Margaret Bonds

Only 75 of the more than 200 compositions of pianist/composer Margaret Bonds (1913-1972) exist today. Of those 75 scores, only 47 were published during her lifetime. According to musicologist Helen Walker-Hill, in her book “From Spirituals to Symphonies: African-American Women Composers and Their Music”, Bonds did not maintain organized files and often sent the original copies directly to the individual for whom it was written. Her manuscripts, therefore, are likely scattered all over the country. (In one case, an entire box of her scores was found sitting next to a dumpster at a book fair after failing to find a buyer.) One of Bonds’ largest and perhaps most important works–Montgomery Variations, written in 1965 during the Selma-to-Montgomery Freedom March and dedicated to Dr. Martin Luther King, Jr., has seldom been performed.
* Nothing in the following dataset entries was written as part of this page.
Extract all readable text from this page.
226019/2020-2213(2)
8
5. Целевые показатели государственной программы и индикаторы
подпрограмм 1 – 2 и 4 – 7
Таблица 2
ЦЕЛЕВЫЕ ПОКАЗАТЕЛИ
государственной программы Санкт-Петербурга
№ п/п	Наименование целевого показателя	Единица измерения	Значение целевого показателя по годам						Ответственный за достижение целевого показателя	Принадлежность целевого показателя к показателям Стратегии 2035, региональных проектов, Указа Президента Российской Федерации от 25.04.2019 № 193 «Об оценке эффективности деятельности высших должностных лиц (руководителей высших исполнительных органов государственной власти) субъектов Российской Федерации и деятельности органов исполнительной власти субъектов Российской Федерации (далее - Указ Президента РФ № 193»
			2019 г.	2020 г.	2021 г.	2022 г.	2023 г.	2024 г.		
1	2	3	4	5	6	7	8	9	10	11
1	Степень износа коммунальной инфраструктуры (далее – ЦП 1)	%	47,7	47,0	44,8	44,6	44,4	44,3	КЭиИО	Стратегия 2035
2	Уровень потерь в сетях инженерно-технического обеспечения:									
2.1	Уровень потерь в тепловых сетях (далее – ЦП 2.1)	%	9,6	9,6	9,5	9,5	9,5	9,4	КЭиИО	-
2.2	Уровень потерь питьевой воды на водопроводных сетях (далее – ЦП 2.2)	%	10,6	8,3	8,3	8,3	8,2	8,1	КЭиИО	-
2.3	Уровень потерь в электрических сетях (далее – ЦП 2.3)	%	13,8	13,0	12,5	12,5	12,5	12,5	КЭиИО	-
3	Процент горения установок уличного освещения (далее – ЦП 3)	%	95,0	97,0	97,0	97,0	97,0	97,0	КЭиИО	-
There is one video of it on YouTube, performed by the University of Connecticut Orchestra, that does not do it justice. 

After receiving bachelor’s and master’s degrees in music from Northwestern University in 1933 and 1934 respectively, Bonds went on to a career writing pieces for the Glenn Miller Orchestra and regularly performing on the radio. Educated as a classical musician, her work was versatile and strongly influenced by jazz and blues. Her compositions were performed by a large number of concert artists including Louis Armstrong and Woody Herman. She is the most well known for her associations and collaborations with Langston Hughes. 

Although she was the first black woman to solo with the Chicago Symphony at age 22, she faced racism every day of her life (at the time she was attending Northwestern, black women weren’t allowed in the pool) and she said even more challenging than her experience as a black woman in the Civil Rights Era was the prejudices she faced as a woman in classical music. In a 1964 interview, Bonds said, “Women are expected to be wives, mothers, and do all the nasty things in the community (Oh, I do them). And if a woman is cursed with having talent too, then she keeps apologizing for it. … It really is a curse, in a way, because instead of working 12 hours a day like other women, you work 24.”